As a general assessment of the proposed approach, it can be observed that there are positioning errors during the walk. There are mainly due to the fact that the estimation of the 3D world points coordinates is not perfect in the monocular VO, particularly in urban canyons and open areas, where extracted feature points correspond to elements that are several hundred meters away from the camera. However, these errors can be corrected if a known object is detected. In addition, due to important specular reflections, the implemented monocular VO does not allow to accurately estimate the changes in the orientation. This results in an error in the orientation estimate, which increases the positioning error at the end of the walk. This could be solved by using more sophisticated VO frameworks such as [53].

It should be noted that when the pedestrian makes small displacements, the proposed approach estimates a smooth trajectory, whereas the use of an average step length would have distorted the scale and the position estimate. Figure 13 presents a focus on an area where the pedestrian makes small displacements. A visualization is proposed on the horizontal plane and in a 3D environment containing 3D models of the known object and buildings around it.

6. Conclusions

In the context of pedestrian navigation, urban environments constitute challenging areas for both localization and handheld device pose estimation. Accurate position and orientation estimation are even more challenging, using only low-cost sensors available in general public devices, i.e., monocular camera and Inertial Measurement Unit.

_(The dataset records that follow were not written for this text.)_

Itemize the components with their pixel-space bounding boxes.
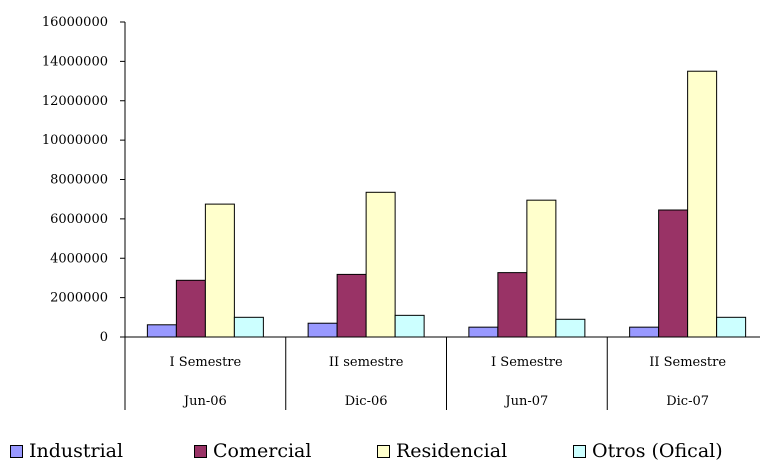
bar-industrial	[629, 326, 660, 338]
bar-residencial	[204, 203, 235, 338]
bar-comercial	[497, 272, 528, 338]
y-tick-label: 4000000	[50, 251, 108, 266]
category-label-date: Dic-07	[666, 394, 709, 409]
bar-otros-ofical	[716, 316, 747, 338]
legend-swatch	[377, 444, 390, 458]
category-label-semester: I Semestre	[491, 355, 563, 370]
bar-residencial	[687, 70, 718, 338]
category-label-semester: II Semestre	[649, 355, 726, 370]
bar-comercial	[175, 279, 206, 338]
y-tick-label: 10000000	[42, 133, 108, 148]
legend-label: Comercial	[213, 440, 312, 462]
legend-item: Industrial	[10, 440, 123, 462]
bar-otros-ofical	[233, 316, 264, 338]
y-tick-label: 14000000	[42, 54, 108, 69]
legend-label: Residencial	[396, 440, 508, 462]
y-tick-label: 0	[100, 330, 108, 345]
y-tick-label: 2000000	[50, 291, 108, 306]
bar-residencial	[526, 199, 557, 338]
legend-swatch	[194, 444, 207, 458]
legend-label: Otros (Ofical)	[592, 440, 723, 462]
bar-industrial	[307, 322, 338, 338]
y-tick-label: 16000000	[42, 15, 108, 30]
legend-item: Residencial	[377, 440, 507, 462]
legend-swatch	[573, 444, 586, 458]
bar-comercial	[336, 273, 367, 338]
category-label-semester: II semestre	[329, 355, 404, 370]
legend: Industrial Comercial Residencial Otros (Ofi…	[0, 440, 760, 464]
bar-otros-ofical	[394, 314, 425, 338]
bar-chart: 0 2000000 4000000 6000000 8000000 10000000 120…	[42, 15, 760, 410]
category-label-date: Dic-06	[345, 394, 388, 409]
y-tick-label: 12000000	[42, 94, 108, 109]
category-label-date: Jun-07	[503, 394, 548, 409]
bar-industrial	[146, 324, 177, 338]
category-label-date: Jun-06	[182, 394, 227, 409]
bar-residencial	[365, 191, 396, 338]
bar-industrial	[468, 326, 499, 338]
bar-otros-ofical	[555, 318, 586, 338]
legend-item: Comercial	[194, 440, 311, 462]
legend-label: Industrial	[29, 440, 124, 462]
y-tick-label: 6000000	[50, 212, 108, 227]
bar-comercial	[658, 209, 689, 338]
y-tick-label: 8000000	[50, 173, 108, 188]
legend-swatch	[10, 444, 23, 458]
category-label-semester: I Semestre	[170, 355, 242, 370]
legend-item: Otros (Ofical)	[573, 440, 723, 462]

To address these challenges, we propose a general approach, based on monocular Visual Odometry, to continuously estimate the pose of a handheld device. Our approach does not require any connection or any deployment of new infrastructures. To solve the scale ambiguity and suppress the scale drift in monocular Visual Odometry, an adaptive pedestrian step lengths estimation is used for the displacement on the horizontal plane. To complete the estimation, a handheld equipment height model, with respect to the Digital Terrain Model contained in Geographical Information Systems, is used for the displacement on the vertical axis. In addition, known objects allow to correct the pose estimate and reset the monocular Visual Odometry when one is detected in video frames.

A long walk of about 0.7 km with an IMU, that integrates low-cost sensors, combined with a camera held in hand has been conducted by three different pedestrians in urban environments with sparse known objects. An assessment is conducted using absolute reference waypoints, whose coordinates have been precisely determined with a Differential GNSS solution in an off-line phase. The assessment is completed by comparing results to a relative reference track obtained with a foot-mounted INS aided by GNSS phase measurements. The proposed approach enables to estimate the pose of a handheld device in urban environments, which is needed for augmented reality applications. Furthermore, this also allows to accurately estimate the pedestrian displacements without any use of GNSS positioning, which strongly deteriorates in urban and indoor environments. A comparison is also proposed between the use of an adaptive step length and the use of a fixed-step length to scale the monocular visual odometry. The proposed solution allows to achieve a positioning error between 1.6% and 7.5% of the walked distance, and confirms the benefit of the proposed solution compared to the use of a fixed-step length.

We plan that part of future works will be dedicated to more accurately estimating the pose, by fusing the presented global approach with PDR and barometric height in a tightly coupling process, mainly to improve the pose estimate in case of handheld device’s fast rotational motions. The proposed global approach will also be extended to other known objects in order to reduce the distance between two absolute pose estimates.